Hochdosis-Chemotherapie: körperlich anstrengend
Liegen beim Betroffenen Beschwerden oder Funktionsstörungen vor, muss er zwingend behandelt werden. Wird die Krankheit nicht gestoppt, kann es zu Folgeschäden wie Nierenversagen, Blutarmut oder Querschnittslähmungen kommen. Die Therapie kann körperlich anstrengend sein. Vor einer Therapie schaut sich der behandelnde Arzt daher genau den körperlichen Zustand seines Patienten an. Die Behandlungsintensität ist immer abhängig vom gesundheitlichen Allgemeinzustand. Die Faustregel lautet dabei: Je jünger und stabiler ein Patient ist, desto intensiver kann er behandelt werden. Die intensivste Methode ist die Hochdosis-Chemotherapie. Da eine solche Behandlung das gesamte Knochenmark zerstört, entfernt man die Stammzellen, die das Knochenmark wieder aufbauen, vorher aus dem Blut. Das geschieht mittels Blutwäsche. Zwei Tage nach der Hochdosistherapie werden die entnommenen Stammzellen über das Blut wieder zugeführt. Nach circa 14 Tagen haben sich Blut und Knochenmark gut erholt. Prof. Dührsen betont: „Mit dieser Methode erzielen wir die besten Erfolge. Vorgeschaltet ist der Hochdosis-Chemotherapie eine normal dosierte Chemotherapie. Sie soll die Erkrankung möglichst schnell und weit zurückdrängen. Das Ganze dauert ungefähr vier Monate. Bei der Mehrheit der Patienten schwächen sich die Symptome innerhalb dieser Zeit deutlich ab.“
Immuntherapie – Zukunft der Myelom-Behandlung?
Kommt eine Hochdosis-Chemotherapie nicht infrage, weil der Patient beispielsweise zu schwach ist, nutzen die Onkologen spezielle Medikamente.
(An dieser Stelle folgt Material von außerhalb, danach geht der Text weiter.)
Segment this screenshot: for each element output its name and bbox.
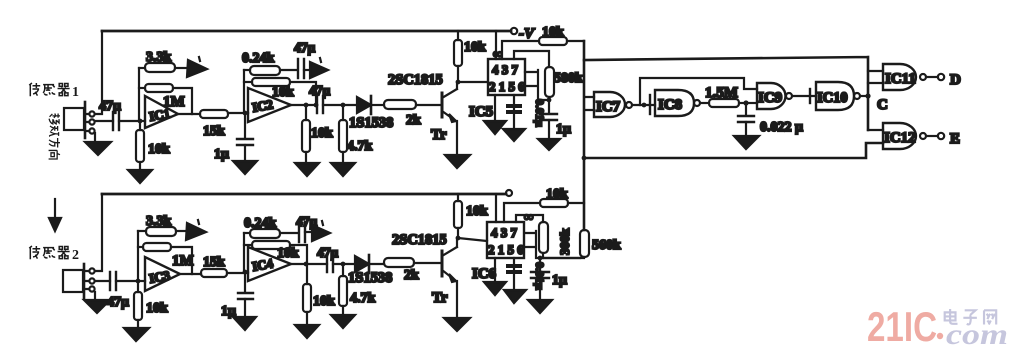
resistor 3.3k channel 2: [138, 214, 187, 236]
supply arrow at IC2 feedback: [310, 58, 328, 78]
capacitor 47u input channel 2: [95, 272, 138, 310]
ground below 4.7k: [331, 163, 355, 176]
svg-text:0.01μ: 0.01μ: [533, 262, 547, 290]
wire IC5 pin 4 to rail: [495, 31, 497, 59]
svg-text:0.24k: 0.24k: [242, 51, 275, 66]
wire IC3 output: [180, 273, 201, 275]
svg-text:0.022 μ: 0.022 μ: [760, 120, 803, 135]
svg-text:2k: 2k: [404, 268, 419, 283]
diode 1S1538 channel 1: [349, 96, 393, 131]
node IC4 input: [243, 270, 248, 275]
svg-text:2SC1815: 2SC1815: [392, 232, 447, 248]
svg-text:∞: ∞: [493, 46, 502, 61]
IC5 timer box: [469, 59, 525, 120]
wire bottom bus line: [582, 143, 883, 160]
svg-text:∞: ∞: [524, 209, 533, 224]
ground below Tr emitter channel 2: [444, 318, 470, 331]
svg-text:47μ: 47μ: [99, 99, 121, 114]
resistor 2k channel 1: [384, 100, 442, 128]
node 4.7k junction: [341, 103, 346, 108]
op-amp IC3: [138, 257, 180, 291]
svg-text:4 3 7: 4 3 7: [491, 225, 518, 240]
resistor 10k shunt after IC2: [302, 105, 333, 163]
resistor 10k feedback IC2: [244, 78, 316, 105]
svg-text:2k: 2k: [406, 113, 421, 128]
mark above IC5: [493, 46, 502, 61]
ground below 1u at IC5: [538, 139, 560, 150]
IC6 timer box: [472, 222, 524, 282]
svg-text:IC12: IC12: [884, 130, 916, 146]
capacitor 1u channel 2: [221, 272, 253, 319]
resistor 0.24k channel 2: [244, 216, 298, 238]
wire feedback left vertical IC2: [243, 70, 245, 113]
svg-text:10k: 10k: [466, 204, 488, 219]
svg-text:0.24k: 0.24k: [244, 216, 277, 231]
svg-text:15k: 15k: [203, 124, 225, 139]
svg-text:560k: 560k: [592, 238, 621, 253]
output E terminal: [926, 131, 960, 147]
resistor 10k collector pull-up channel 1: [454, 31, 486, 84]
resistor 10k collector pull-up channel 2: [454, 194, 488, 240]
svg-text:4.7k: 4.7k: [347, 139, 373, 154]
transistor Tr channel 2 (2SC1815): [392, 232, 457, 318]
wire vertical bus: [583, 41, 586, 230]
wire IC6 pin 7 loop: [516, 215, 543, 222]
supply arrow at 3.3k: [187, 57, 207, 77]
capacitor 0.01u channel 2: [506, 258, 547, 290]
svg-text:2 1 5 6: 2 1 5 6: [489, 79, 525, 94]
svg-text:IC8: IC8: [658, 97, 682, 113]
node input IC1: [138, 119, 143, 124]
wire IC5 pin 1 to ground: [484, 95, 506, 134]
svg-text:C: C: [877, 97, 888, 113]
capacitor 1u channel 1: [214, 113, 253, 162]
node after 1.5M: [743, 100, 757, 105]
ground below 10k shunt channel 2: [295, 325, 319, 338]
svg-text:10k: 10k: [311, 126, 333, 141]
capacitor 47u series channel 2: [317, 245, 355, 272]
svg-text:47μ: 47μ: [309, 83, 331, 98]
wire IC9 to IC10: [792, 89, 816, 103]
svg-text:0.01μ: 0.01μ: [533, 99, 547, 127]
resistor 15k channel 1: [200, 110, 248, 139]
svg-text:300k: 300k: [557, 228, 572, 256]
wire IC6 pin 1 to ground: [484, 258, 506, 295]
label sensor 1 (Chinese): [29, 83, 69, 96]
svg-text:D: D: [950, 72, 961, 88]
resistor 580k channel 1: [545, 67, 583, 100]
label sensor 2 (Chinese): [29, 246, 69, 259]
wire rail drop to sensor 2: [95, 194, 102, 271]
wire IC6 pin 4 to rail: [495, 194, 497, 222]
mark above IC6: [524, 209, 533, 224]
nand gate IC10: [816, 82, 860, 110]
ground below 0.022u: [734, 136, 759, 149]
sensor 1 transducer: [64, 102, 95, 138]
svg-text:-V: -V: [519, 26, 536, 42]
ground below 1u channel 1: [233, 161, 257, 174]
transistor Tr channel 1 (2SC1815): [388, 72, 457, 155]
output D terminal: [926, 72, 961, 88]
svg-text:IC9: IC9: [758, 90, 782, 106]
ground below Tr emitter channel 1: [445, 155, 470, 168]
wire top rail channel 1: [102, 30, 511, 33]
svg-text:47μ: 47μ: [107, 295, 129, 310]
svg-text:Tr: Tr: [431, 127, 447, 143]
resistor 1.5M: [700, 85, 746, 107]
op-amp IC2: [245, 88, 291, 122]
capacitor 47u feedback channel 2: [296, 214, 318, 242]
svg-text:15k: 15k: [203, 255, 225, 270]
svg-text:10k: 10k: [542, 25, 564, 40]
nand gate IC9: [757, 83, 792, 109]
node terminal channel 2: [506, 190, 512, 196]
wire IC6 pin 3 loop and resistor 10k top channel 2: [504, 187, 584, 222]
svg-text:IC6: IC6: [472, 266, 497, 282]
supply arrow at IC4 feedback: [312, 221, 330, 241]
svg-text:2: 2: [72, 248, 79, 263]
svg-text:1S1538: 1S1538: [349, 115, 393, 131]
svg-text:47μ: 47μ: [317, 245, 339, 260]
nand gate IC11: [868, 64, 926, 90]
wire feedback left vertical IC1: [138, 68, 140, 121]
op-amp IC1: [140, 96, 178, 128]
svg-text:IC5: IC5: [469, 104, 493, 120]
wire IC5 pin 3 loop and resistor 10k top: [502, 25, 584, 59]
resistor 560k channel 2: [540, 230, 621, 258]
node -V terminal: [511, 26, 536, 42]
svg-text:1μ: 1μ: [214, 147, 229, 162]
resistor 15k channel 2: [201, 255, 248, 277]
wire IC6 right pins bracket: [525, 231, 580, 258]
ground below 10k channel 1: [128, 170, 152, 183]
ground below 0.01u channel 2: [504, 290, 526, 303]
ground below sensor 1: [85, 133, 111, 155]
resistor 10k input shunt channel 2: [134, 281, 168, 328]
resistor 1M feedback IC3: [138, 243, 194, 274]
resistor 0.24k channel 1: [242, 51, 297, 75]
nand gate IC12: [868, 123, 926, 149]
svg-text:IC7: IC7: [596, 99, 621, 115]
svg-text:1S1538: 1S1538: [348, 270, 392, 286]
watermark 21IC.com: [867, 303, 1008, 351]
svg-text:1M: 1M: [172, 253, 194, 269]
wire feedback left vertical IC3: [137, 231, 139, 281]
capacitor 47u input channel 1: [95, 99, 140, 130]
svg-text:1μ: 1μ: [552, 273, 567, 288]
svg-text:10k: 10k: [546, 187, 568, 202]
wire top bus line: [584, 57, 868, 130]
resistor 4.7k channel 1: [339, 105, 373, 163]
node IC2 input: [243, 111, 248, 116]
watermark Chinese (electronics net): [945, 309, 996, 325]
capacitor 1u at 580k node: [540, 98, 571, 139]
svg-text:10k: 10k: [313, 294, 335, 309]
capacitor 47u feedback channel 1: [294, 40, 316, 78]
wire rail drop to sensor 1: [96, 31, 102, 114]
wire IC7 output to IC8: [632, 103, 655, 108]
svg-text:4.7k: 4.7k: [350, 291, 376, 306]
wire collector to IC5 pin 2: [458, 81, 488, 83]
capacitor 0.01u channel 1: [506, 95, 547, 129]
wire IC5 pin 7 loop: [514, 51, 549, 67]
svg-text:IC10: IC10: [817, 90, 848, 106]
wire top rail channel 2: [102, 193, 506, 196]
ground below sensor 2: [84, 292, 110, 313]
svg-text:3.3k: 3.3k: [146, 50, 172, 65]
movement direction arrow: [49, 199, 61, 231]
svg-text:4 3 7: 4 3 7: [492, 62, 519, 77]
wire IC5 right pins bracket: [525, 70, 549, 100]
svg-text:2SC1815: 2SC1815: [388, 72, 443, 88]
svg-text:Tr: Tr: [432, 290, 448, 306]
label movement direction (Chinese, vertical): [49, 113, 60, 159]
svg-text:10k: 10k: [464, 40, 486, 55]
ground below 10k channel 2: [124, 328, 149, 341]
sensor 2 transducer: [63, 264, 95, 298]
resistor 10k feedback IC4: [244, 241, 307, 264]
svg-text:IC11: IC11: [885, 71, 916, 87]
wire feedforward loop to IC9: [640, 78, 757, 105]
svg-text:47μ: 47μ: [294, 40, 316, 55]
capacitor 47u series channel 1: [309, 83, 357, 113]
diode 1S1538 channel 2: [348, 255, 392, 286]
svg-text:580k: 580k: [554, 71, 583, 86]
svg-text:1μ: 1μ: [556, 122, 571, 137]
ground below 4.7k channel 2: [331, 315, 355, 328]
wire collector to IC6 pin 2: [458, 238, 487, 241]
resistor 4.7k channel 2: [339, 264, 376, 315]
nand gate IC7: [586, 92, 632, 117]
wire feedback left vertical IC4: [243, 233, 245, 272]
node input IC3: [136, 279, 141, 284]
resistor 1M feedback IC1: [139, 84, 192, 114]
op-amp IC4: [245, 247, 291, 281]
svg-text:21IC: 21IC: [867, 303, 937, 350]
svg-text:10k: 10k: [146, 301, 168, 316]
svg-text:1.5M: 1.5M: [705, 85, 738, 101]
svg-text:1: 1: [72, 85, 79, 100]
resistor 300k channel 2: [539, 222, 572, 258]
wire IC2 output row: [291, 103, 318, 108]
svg-text:2 1 5 6: 2 1 5 6: [488, 242, 524, 257]
nand gate IC8: [650, 90, 700, 116]
ground below 10k shunt: [295, 163, 319, 176]
node 4.7k junction channel 2: [341, 262, 346, 267]
ground below 1u at IC6: [528, 300, 552, 313]
resistor 10k input shunt channel 1: [136, 121, 170, 170]
wire IC10 output to node C: [860, 93, 871, 98]
ground below 0.01u channel 1: [503, 129, 525, 141]
capacitor 0.022u: [738, 103, 803, 136]
resistor 2k channel 2: [384, 258, 442, 283]
supply arrow at 3.3k channel 2: [186, 220, 206, 240]
resistor 10k shunt after IC4: [303, 264, 335, 325]
svg-text:3.3k: 3.3k: [146, 214, 172, 229]
ground below 1u channel 2: [233, 317, 256, 330]
wire IC1 output: [178, 113, 200, 115]
resistor 3.3k channel 1: [139, 50, 188, 72]
capacitor 1u at 300k node: [531, 256, 567, 300]
node C label: [877, 97, 888, 113]
svg-text:10k: 10k: [148, 142, 170, 157]
svg-text:E: E: [950, 131, 960, 147]
wire IC4 output row: [291, 262, 327, 267]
Die Forschung hat hierbei in den letzten 15 Jahren enorme Erfolge erzielt. „Uns stehen mittlerweile zahlreiche Wirkstoffe zur Verfügung, die sehr gut auf Myelom-Zellen wirken“, berichtet Prof. Dührsen und ergänzt: „Sie sind in der Regel auch gut verträglich. Viele Patienten können auf diese Art und Weise viele Jahre ohne große Nebenwirkungen behandelt werden.“ Einige Medikamente werden als Tabletten eingenommen.
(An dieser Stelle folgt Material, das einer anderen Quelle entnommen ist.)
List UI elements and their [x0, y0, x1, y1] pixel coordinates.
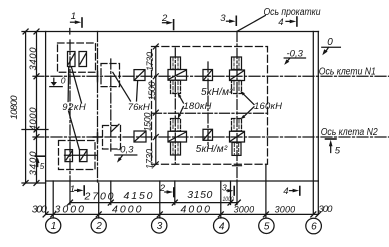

Wie bei einigen anderen Krebserkrankungen ist auch beim multiplen Myelom die Immuntherapie auf dem Vormarsch: Der Patient wird dabei mit Antikörpern behandelt. Diese aktivieren das körpereigene Immunsystem, sodass es die Tumorzellen erkennt, angreift und zerstört. Prof. Dührsen weiß: „Besonders wirksam sind Verfahren, bei denen die zuvor genannten Medikamente und Antikörper in Kombination eingesetzt werden.“ Die Experten erwarten auf dem Sektor der Immuntherapie weitere Fortschritte.